We can similarly define the average coding rate for each class of the data, where $\mathbb{\Pi}^j$ encodes the probability of membership for class $j$:

\[R_c(\boldsymbol{Z}, \epsilon \mid \boldsymbol{\Pi}) \doteq \sum_{j=1}^k \frac{\operatorname{tr}\left(\boldsymbol{\Pi}^j\right)}{2 m} \log \operatorname{det}\left(\boldsymbol{I}+\frac{n}{\operatorname{tr}\left(\boldsymbol{\Pi}^j\right) \epsilon^2} \boldsymbol{Z} \boldsymbol{\Pi}^j \boldsymbol{Z}^*\right)\]

The point of defining $R$ and $R_c$ this way is that we want to maximize the coding rate over the entire dataset while minimizing the coding rate within each class, which encourages inter-class subspaces to be orthogonal. Furthermore, controlling for $\epsilon$ allows us to preserve intra-class diversity of features.

This gives us the following objective:

\[\max _{\boldsymbol{\theta}, \boldsymbol{\Pi}} \Delta R(\boldsymbol{Z}(\boldsymbol{\theta}), \boldsymbol{\Pi}, \epsilon)=R(\boldsymbol{Z}(\boldsymbol{\theta}), \epsilon)-R_c(\boldsymbol{Z}(\boldsymbol{\theta}), \epsilon \mid \boldsymbol{\Pi}), \quad$ s.t. $\left\|\boldsymbol{Z}^j(\boldsymbol{\theta})\right\|_F^2=m_j, \boldsymbol{\Pi} \in \Omega,\]

where the constraint is to ensure that feature sizes are normalized.

Intuitively, the picture looks like the below, where we try to maximize size of our codebook (i.e balls) to capture all the data whilst minimizing the codebook of each individual class:

Training

The neat thing about these networks is that we only have to train it layer by layer sequentially with just forward propagation (no backpropagation).

In plaintext, it works as follows:

Suppose we want to train a ReduNet with $L$ layers
Initialize our initial set of features to be the same as our data
Compute our gradients $\bE_{\ell}$ for the $R$ term and $\bC^j_{\ell}$ for the $R_c$ term (note that this is just gradients for just layer $l$)
Compute soft assignments in feature space (I didn’t understand the requirement for this fully, but I think it stems from the need to support the unsupervised context when the true class labels aren’t known)
Output new features with the expression in line 6, normalized by projecting onto the unit sphere $\mathcal{P}$
Repeat for each subsequent layer

Geometrically, at each step the features across classes become increasingly orthogonal, whereas those within are contracted together:

One may worry about collapse of intra-class features, but they say that neural collapse will give rise to a suboptimal overall coding rate and so is avoided.

Some Complaints

Given the novelty of the ideas of the paper, it took some time to digest and I felt some parts were under-explained, such as the reason behind why soft assignments are needed.

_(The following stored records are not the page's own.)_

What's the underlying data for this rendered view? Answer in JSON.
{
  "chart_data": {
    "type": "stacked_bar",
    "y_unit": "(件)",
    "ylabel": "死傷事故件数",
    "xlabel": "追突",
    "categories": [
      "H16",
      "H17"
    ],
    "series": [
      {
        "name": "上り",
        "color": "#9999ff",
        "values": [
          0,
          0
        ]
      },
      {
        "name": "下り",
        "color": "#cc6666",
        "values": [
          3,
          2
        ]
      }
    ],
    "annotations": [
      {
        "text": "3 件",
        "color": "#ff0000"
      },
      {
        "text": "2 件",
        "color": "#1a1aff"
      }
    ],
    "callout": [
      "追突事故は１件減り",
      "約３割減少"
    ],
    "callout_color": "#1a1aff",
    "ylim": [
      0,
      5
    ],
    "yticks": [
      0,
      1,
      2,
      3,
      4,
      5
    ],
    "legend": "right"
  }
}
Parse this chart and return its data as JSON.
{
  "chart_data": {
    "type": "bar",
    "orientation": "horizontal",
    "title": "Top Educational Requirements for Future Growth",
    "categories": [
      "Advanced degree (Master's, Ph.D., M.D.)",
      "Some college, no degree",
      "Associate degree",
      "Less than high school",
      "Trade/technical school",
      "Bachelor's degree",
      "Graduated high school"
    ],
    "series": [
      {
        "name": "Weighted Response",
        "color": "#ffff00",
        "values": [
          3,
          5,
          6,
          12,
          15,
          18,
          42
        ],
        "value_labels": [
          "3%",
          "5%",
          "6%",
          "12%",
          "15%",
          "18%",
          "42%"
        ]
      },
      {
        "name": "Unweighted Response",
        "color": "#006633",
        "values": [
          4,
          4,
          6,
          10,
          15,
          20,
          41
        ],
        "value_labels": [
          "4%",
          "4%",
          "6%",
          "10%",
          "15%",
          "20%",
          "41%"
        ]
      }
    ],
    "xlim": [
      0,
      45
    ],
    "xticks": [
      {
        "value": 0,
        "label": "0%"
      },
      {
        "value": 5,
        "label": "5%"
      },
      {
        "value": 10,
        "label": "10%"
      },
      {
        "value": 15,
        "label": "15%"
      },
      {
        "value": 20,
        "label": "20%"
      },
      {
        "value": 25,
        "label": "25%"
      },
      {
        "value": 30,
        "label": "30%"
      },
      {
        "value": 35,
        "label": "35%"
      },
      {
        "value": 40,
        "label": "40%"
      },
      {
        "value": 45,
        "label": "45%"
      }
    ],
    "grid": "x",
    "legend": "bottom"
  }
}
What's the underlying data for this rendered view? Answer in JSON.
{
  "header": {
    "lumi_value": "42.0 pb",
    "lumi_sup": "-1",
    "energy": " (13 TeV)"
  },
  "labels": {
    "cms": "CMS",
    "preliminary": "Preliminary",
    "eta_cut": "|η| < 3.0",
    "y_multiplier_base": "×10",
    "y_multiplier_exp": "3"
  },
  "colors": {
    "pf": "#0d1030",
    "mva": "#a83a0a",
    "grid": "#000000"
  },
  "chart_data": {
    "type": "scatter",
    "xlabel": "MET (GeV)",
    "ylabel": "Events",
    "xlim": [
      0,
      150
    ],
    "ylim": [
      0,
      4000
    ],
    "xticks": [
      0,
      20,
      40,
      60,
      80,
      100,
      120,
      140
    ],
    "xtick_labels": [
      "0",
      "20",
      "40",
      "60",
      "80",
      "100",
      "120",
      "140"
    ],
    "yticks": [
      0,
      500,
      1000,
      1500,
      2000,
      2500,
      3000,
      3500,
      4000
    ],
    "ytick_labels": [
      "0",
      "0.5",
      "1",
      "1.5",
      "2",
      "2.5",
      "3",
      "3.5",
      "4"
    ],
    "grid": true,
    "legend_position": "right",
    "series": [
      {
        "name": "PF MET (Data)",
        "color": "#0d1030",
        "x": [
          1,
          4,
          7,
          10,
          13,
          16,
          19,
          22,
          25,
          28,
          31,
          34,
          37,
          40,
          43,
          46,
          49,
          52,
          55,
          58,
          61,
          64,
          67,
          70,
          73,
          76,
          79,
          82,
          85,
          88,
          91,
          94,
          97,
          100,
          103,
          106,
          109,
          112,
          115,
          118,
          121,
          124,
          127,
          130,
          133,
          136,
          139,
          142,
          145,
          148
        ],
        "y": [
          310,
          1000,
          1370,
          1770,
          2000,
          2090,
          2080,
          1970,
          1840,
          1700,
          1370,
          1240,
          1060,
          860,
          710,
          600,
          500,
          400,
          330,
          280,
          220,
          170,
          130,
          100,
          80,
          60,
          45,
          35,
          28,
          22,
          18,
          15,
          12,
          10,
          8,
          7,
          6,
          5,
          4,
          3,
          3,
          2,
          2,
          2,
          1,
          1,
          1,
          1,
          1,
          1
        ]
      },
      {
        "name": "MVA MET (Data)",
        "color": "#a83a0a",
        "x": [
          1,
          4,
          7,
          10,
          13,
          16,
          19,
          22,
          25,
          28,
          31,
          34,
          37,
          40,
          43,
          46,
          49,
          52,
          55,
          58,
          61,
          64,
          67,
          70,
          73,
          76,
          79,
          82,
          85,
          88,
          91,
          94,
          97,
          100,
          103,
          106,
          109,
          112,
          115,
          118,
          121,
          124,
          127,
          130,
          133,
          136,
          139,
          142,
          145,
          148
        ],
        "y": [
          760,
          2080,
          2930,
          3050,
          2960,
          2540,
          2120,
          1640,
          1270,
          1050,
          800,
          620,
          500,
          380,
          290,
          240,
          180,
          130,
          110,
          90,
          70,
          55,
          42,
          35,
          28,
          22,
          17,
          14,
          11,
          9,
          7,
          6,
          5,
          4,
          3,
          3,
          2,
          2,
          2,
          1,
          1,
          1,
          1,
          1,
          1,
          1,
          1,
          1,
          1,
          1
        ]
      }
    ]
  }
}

It was also not immediately clear why we can’t keep training a single large width layer repeatedly with this setup to get good features, or experiments to show whether this was good/bad.

Concluding Thoughts

It takes a lot of determination and courage to push through novel approaches of tackling fundamental problems that people have taken for granted with traditional approaches. I think coding rate reduction is just one technique and a single step in the grander scheme of coming up with more explainable and interpretable neural network architectures that are designed from mathematical principles rather than discovered by accident, and we still have a long (but exciting) way to go in this direction.